SAN-ANTONIO
NE SOLDEZ PAS GRAND-MÈRE, ELLE BROSSE ENCORE
Roman Foutral
A Claude SERRE
que j'admire et que j'aime.
La plupart des hommes pensent recouvrer leur virginité une fois qu'ils ont remis leur slip après s'être fait sodomiser.
Pour un écrivain, changer d'éditeur, c'est comme changer de transat à bord du Titanic.
On croit que certaines femmes ont des yeux cochons, alors qu'elles ont des yeux de truie.
La mort est notre lot de consolation.
Donner, compense l'amertume de ne pas recevoir.
Je suis, certes ; mais es-tu ?
DRÔLES DE BALLONNEMENTS
L'hôtel du Dragon Couillonné à Hong Kong.
Dans la salle réservée au karaoké.
Une dizaine de clients, en partie asiates, sinatrisent Strangers in the night, ravis de se découvrir une admirable voix.
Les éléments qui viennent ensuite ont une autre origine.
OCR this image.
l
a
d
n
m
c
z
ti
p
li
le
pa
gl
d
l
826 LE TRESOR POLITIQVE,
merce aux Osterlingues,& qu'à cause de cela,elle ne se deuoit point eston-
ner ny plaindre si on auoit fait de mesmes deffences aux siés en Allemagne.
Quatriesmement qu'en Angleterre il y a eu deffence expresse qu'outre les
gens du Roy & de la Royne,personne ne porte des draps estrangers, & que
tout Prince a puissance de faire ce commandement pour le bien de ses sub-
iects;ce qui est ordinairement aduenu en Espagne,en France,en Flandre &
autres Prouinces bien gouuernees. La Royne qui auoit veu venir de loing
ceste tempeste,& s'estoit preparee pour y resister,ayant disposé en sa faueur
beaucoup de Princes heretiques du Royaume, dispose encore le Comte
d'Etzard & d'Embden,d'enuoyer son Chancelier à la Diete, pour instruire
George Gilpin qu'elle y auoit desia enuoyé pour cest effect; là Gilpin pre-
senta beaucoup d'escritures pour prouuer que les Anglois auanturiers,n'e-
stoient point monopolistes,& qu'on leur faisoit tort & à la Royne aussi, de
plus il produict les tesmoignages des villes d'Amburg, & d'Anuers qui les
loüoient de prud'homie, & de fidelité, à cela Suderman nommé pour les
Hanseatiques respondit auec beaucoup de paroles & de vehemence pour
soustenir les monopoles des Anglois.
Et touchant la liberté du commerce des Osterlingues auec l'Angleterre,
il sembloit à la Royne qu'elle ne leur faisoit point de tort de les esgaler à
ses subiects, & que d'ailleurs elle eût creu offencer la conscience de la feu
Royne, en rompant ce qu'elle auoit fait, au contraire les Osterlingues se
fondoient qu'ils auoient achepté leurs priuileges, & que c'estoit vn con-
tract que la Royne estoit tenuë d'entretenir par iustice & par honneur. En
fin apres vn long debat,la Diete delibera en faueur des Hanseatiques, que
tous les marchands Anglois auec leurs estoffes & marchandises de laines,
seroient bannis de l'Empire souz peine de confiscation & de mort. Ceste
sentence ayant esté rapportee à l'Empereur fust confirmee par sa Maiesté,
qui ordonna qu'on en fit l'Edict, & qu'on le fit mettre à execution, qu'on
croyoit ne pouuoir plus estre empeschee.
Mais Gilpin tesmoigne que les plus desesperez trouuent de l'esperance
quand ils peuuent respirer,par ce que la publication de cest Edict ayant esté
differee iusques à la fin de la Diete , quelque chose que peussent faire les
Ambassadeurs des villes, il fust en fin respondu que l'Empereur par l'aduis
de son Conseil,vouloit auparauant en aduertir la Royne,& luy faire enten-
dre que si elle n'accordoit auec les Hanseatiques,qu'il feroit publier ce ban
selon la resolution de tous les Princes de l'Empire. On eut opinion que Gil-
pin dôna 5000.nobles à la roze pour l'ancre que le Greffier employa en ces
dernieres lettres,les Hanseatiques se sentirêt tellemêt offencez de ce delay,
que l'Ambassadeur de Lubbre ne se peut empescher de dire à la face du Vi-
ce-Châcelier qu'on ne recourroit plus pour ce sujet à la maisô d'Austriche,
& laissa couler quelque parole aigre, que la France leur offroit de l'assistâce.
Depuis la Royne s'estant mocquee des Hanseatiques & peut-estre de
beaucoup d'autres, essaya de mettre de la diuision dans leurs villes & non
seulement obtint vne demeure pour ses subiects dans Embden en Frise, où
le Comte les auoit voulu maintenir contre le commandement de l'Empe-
L’interprète qui chante le plus fort est un Japonais gras comme un sumo, aux cheveux oléaginés, dont les yeux doivent être la réplique doublée de son trou du cul. Il est accompagné d’une mignonne entraîneuse au nom poétique de Gling-Gling, ce qui. traduit du mandarin, signifie : « éjaculation matinale sur une feuille de nénuphar ».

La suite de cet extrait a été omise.